Some time ago I helped this guy out of a jam. He was running in a yachting race with a nickel cup hanging to it. He could have bought up the whole cup factory if he’d wanted to, but no, he had to go out in a rough sea and try and win it. Just before the gun went, his crew broke his arm. There was Kennedy hopping mad because he thought the cup was escaping him. Well, I was around and I offered to help him out. Somehow or other we got home first, and that guy was tickled to death.

Doing Kennedy a favour meant something. For the first month I was nearly smothered with the things he used to send me. After four weeks of it I couldn’t stand any more, so I changed my apartment and got under cover. Now here was Ackie asking me to go through it all over again.

“You’d better tell me the whole story,” I said, “I ain’t movin’ without it.”
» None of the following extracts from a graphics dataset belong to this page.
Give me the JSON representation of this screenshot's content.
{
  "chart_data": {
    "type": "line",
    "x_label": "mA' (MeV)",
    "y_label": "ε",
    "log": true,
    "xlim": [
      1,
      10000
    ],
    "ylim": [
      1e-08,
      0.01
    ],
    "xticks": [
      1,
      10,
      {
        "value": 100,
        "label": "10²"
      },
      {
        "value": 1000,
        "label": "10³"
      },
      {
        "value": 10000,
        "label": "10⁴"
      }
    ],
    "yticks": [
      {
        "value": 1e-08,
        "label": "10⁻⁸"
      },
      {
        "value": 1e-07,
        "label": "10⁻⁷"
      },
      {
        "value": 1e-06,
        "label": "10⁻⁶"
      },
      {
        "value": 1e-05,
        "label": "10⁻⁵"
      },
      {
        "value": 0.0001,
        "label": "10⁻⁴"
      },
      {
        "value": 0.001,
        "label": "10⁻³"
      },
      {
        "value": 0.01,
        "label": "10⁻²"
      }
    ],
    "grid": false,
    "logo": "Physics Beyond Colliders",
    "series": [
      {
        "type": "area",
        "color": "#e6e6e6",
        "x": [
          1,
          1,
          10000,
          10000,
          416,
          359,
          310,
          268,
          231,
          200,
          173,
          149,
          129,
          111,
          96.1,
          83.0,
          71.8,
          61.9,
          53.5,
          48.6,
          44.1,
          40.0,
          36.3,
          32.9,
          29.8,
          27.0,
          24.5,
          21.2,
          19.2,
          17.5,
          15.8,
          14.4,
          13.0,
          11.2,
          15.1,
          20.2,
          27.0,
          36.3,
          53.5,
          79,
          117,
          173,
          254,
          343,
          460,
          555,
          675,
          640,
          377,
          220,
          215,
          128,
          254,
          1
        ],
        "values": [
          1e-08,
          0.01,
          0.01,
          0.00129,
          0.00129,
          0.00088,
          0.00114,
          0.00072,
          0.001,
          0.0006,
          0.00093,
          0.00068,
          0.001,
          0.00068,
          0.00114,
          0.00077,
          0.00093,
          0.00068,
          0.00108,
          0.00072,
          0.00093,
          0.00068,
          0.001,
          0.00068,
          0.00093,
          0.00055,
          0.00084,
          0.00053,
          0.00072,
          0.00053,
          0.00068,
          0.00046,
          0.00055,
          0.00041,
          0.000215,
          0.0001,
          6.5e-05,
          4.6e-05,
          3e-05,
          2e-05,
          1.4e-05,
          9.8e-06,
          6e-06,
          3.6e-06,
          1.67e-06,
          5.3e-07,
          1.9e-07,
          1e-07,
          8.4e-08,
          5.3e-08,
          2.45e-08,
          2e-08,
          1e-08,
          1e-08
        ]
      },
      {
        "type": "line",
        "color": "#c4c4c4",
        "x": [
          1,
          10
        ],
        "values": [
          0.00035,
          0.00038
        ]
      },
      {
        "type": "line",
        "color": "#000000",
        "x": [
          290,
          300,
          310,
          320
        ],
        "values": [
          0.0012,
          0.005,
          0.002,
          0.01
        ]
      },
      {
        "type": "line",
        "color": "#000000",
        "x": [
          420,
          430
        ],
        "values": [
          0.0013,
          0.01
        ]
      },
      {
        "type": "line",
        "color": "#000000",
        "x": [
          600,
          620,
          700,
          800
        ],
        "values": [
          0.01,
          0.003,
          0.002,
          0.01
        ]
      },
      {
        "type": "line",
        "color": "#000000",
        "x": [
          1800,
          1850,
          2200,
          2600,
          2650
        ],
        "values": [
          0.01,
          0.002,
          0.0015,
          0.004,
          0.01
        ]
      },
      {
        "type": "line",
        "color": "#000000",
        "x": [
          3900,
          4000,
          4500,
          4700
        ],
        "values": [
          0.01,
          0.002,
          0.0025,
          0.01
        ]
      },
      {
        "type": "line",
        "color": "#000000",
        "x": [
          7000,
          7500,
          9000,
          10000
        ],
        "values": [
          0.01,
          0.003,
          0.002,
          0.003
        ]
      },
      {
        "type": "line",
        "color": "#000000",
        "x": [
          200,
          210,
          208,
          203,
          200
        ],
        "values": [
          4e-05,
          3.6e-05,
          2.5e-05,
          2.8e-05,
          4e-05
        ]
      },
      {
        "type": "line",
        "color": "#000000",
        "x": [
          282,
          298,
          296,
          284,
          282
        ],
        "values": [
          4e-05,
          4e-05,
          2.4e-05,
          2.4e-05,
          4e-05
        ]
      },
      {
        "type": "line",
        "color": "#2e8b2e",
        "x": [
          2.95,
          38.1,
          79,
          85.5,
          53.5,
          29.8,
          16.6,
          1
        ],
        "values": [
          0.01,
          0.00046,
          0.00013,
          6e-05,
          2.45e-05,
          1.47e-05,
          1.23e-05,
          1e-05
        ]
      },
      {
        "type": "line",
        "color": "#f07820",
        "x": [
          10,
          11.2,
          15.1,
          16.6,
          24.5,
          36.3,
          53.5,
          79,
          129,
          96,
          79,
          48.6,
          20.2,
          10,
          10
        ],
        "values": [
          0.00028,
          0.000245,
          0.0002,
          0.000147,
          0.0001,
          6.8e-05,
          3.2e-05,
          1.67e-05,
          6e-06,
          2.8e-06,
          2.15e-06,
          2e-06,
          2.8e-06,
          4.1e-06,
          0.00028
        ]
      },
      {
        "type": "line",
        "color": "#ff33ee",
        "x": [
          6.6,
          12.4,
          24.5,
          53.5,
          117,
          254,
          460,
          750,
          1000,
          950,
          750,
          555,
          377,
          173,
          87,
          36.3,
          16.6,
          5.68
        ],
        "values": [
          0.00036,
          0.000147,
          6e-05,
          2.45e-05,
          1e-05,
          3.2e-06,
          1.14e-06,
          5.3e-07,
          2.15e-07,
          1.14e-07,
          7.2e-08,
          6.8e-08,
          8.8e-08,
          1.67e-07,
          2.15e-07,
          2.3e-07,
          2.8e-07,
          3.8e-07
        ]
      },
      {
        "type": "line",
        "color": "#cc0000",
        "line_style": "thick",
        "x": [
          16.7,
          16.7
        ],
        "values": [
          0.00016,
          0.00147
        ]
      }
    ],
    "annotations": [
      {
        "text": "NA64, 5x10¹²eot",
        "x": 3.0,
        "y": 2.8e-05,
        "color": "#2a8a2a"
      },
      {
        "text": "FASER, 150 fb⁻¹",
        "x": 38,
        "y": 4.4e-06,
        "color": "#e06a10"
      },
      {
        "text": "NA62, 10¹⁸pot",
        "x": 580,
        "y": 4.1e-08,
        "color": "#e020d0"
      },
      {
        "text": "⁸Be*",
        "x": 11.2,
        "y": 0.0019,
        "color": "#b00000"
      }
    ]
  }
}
Ackie groaned. “Listen, Bud,” he said earnestly, “this has gotta be done quick. Suppose you come with me an’ let me tell you as we go.”

“Go? Where?”

“The Colonel’s up at his fishing-place. You know where that is.”

I knew Kennedy had a retreat in the hills where he used to go when he wanted to get away from people. It was sixty or seventy miles out of town. I’d never been there, but I’d heard a lot about it. I was too much the newspaper man to waste time talking, so I grabbed my hat and what was left of the half-pint and went downstairs with Ackie. He’d got a big Packard outside, with two of the boys sitting in front. One of them nursed a camera complete with flashlight on his lap. They grinned at me as I got in the back with Ackie.

The way that Packard shot away from the kerb was nobody’s business.

I lit a cigarette and settled down in the corner. There was plenty of room in the car and the springs were swell. “You do yourself well,” I said, bouncing a little to test the springs.

“Official car,” Ackie said. “This is somethin’ big, Nick. The old man himself told me to get you.”